Paulaner Hefe-weissbier Banana Bread

I love how the banana phenols of a hefeweizen are so prominent despite not having bananas at all in the brewing process. This made me curious as to how a banana bread baked with a hefeweizen would turn out. I Googled a recipe for banana bread with beer, and discovered that either there aren’t many of them around, or that they’re all hidden behind the homebrew recipes for banana bread beer. This recipe from CDKitchen, another recipe sharing sit, piqued my interest. It was simple enough for a flour-flustered wannabe baker like me.
I’m not a very good baker, and I hate working with flour. My experiences outside of baking cookies have been horrendous, and even my cookie experiments have had their fair share of failures. Plus, since I don’t really bake, I don’t have a lot of the standard baking implements available at home – like an oven for instance.
So with those caveats (or better yet, reassurances to myself that if I screw this up, I have a lot of excuses) I started to bake my first banana bread “loaf.” I say loaf because instead of using such a pan, I used my springform cake dish. As for the beer, I went with the Paulaner hefe-weissbier.
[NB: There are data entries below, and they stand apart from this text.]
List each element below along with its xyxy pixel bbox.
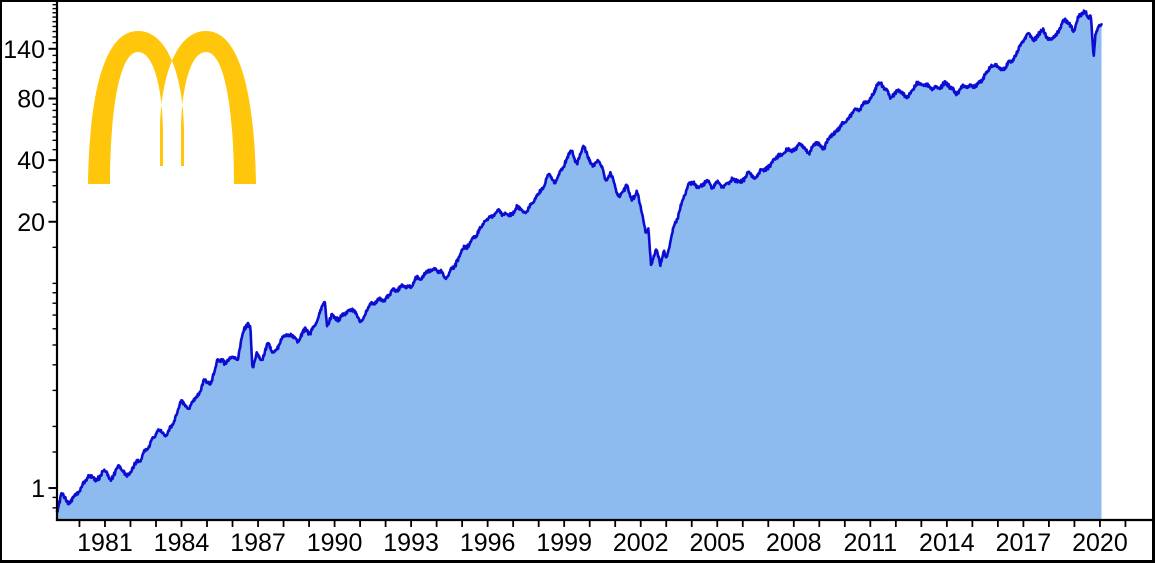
x-tick-label: 1996: [460, 529, 516, 557]
mcdonalds-logo: [88, 31, 256, 184]
x-tick-label: 1990: [307, 529, 363, 557]
price-area-group: [57, 10, 1102, 519]
golden-arches-icon: [88, 31, 256, 184]
y-tick-label: 20: [17, 209, 45, 237]
x-tick-label: 1993: [383, 529, 439, 557]
x-tick-label: 1999: [536, 529, 592, 557]
price-line-group: [55, 9, 1103, 513]
y-tick-label: 140: [3, 36, 45, 64]
x-tick-label: 2008: [766, 529, 822, 557]
x-tick-label: 1981: [77, 529, 133, 557]
x-tick-label: 2005: [689, 529, 745, 557]
x-axis-labels: 1981 1984 1987 1990 1993 1996 1999 2002 2005 2008…: [77, 529, 1128, 557]
x-tick-label: 1984: [154, 529, 210, 557]
y-tick-label: 1: [31, 475, 45, 503]
x-tick-label: 1987: [230, 529, 286, 557]
x-axis-ticks: [78, 521, 1127, 527]
price-area: [57, 10, 1102, 519]
x-tick-label: 2017: [996, 529, 1052, 557]
x-tick-label: 2002: [613, 529, 669, 557]
y-axis-ticks: [48, 3, 57, 509]
price-line: [55, 9, 1103, 513]
y-tick-label: 80: [17, 86, 45, 114]
x-tick-label: 2014: [919, 529, 975, 557]
x-tick-label: 2011: [843, 529, 897, 557]
x-tick-label: 2020: [1072, 529, 1128, 557]
y-tick-label: 40: [17, 147, 45, 175]
y-axis-labels: 1 20 40 80 140: [3, 36, 45, 503]
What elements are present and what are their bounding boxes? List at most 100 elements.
Since I have this palpable and wholly realizable fear of baking, I followed this recipe closely, only substituting some crunchy nut muesli for the walnuts. Follow this link for the recipe, because I have Intellectual Property Law to study for. The bread was good to go after 45 minutes, instead of the recommended 55-60. The top also cracked, which is expected when using a turbo broiler. The upside though, is that the bread gets a crunchy, golden crust on top. It also adds a rustic, countryside charm to the bread, I think.

The bread was excellent when served hot, topped with a slather of butter. The next day, I served it cooled to some friends in school who enjoyed it as well. Next time, I’ll try doubling the amount of beer and see if the bread will get more moist, do away with the muesli and use walnuts instead. I don’t know if the beer made much different flavor-wise. I think it did in terms of texture, and maybe even in helping the dough rise. I guess that’s the problem when you pick a beer that already smells and tastes quite close to the key ingredient. One commenter in the recipe page mentioned that they used milk stout for this. If there ever is one available here in the Philippines, I’ll definitely try that variation out.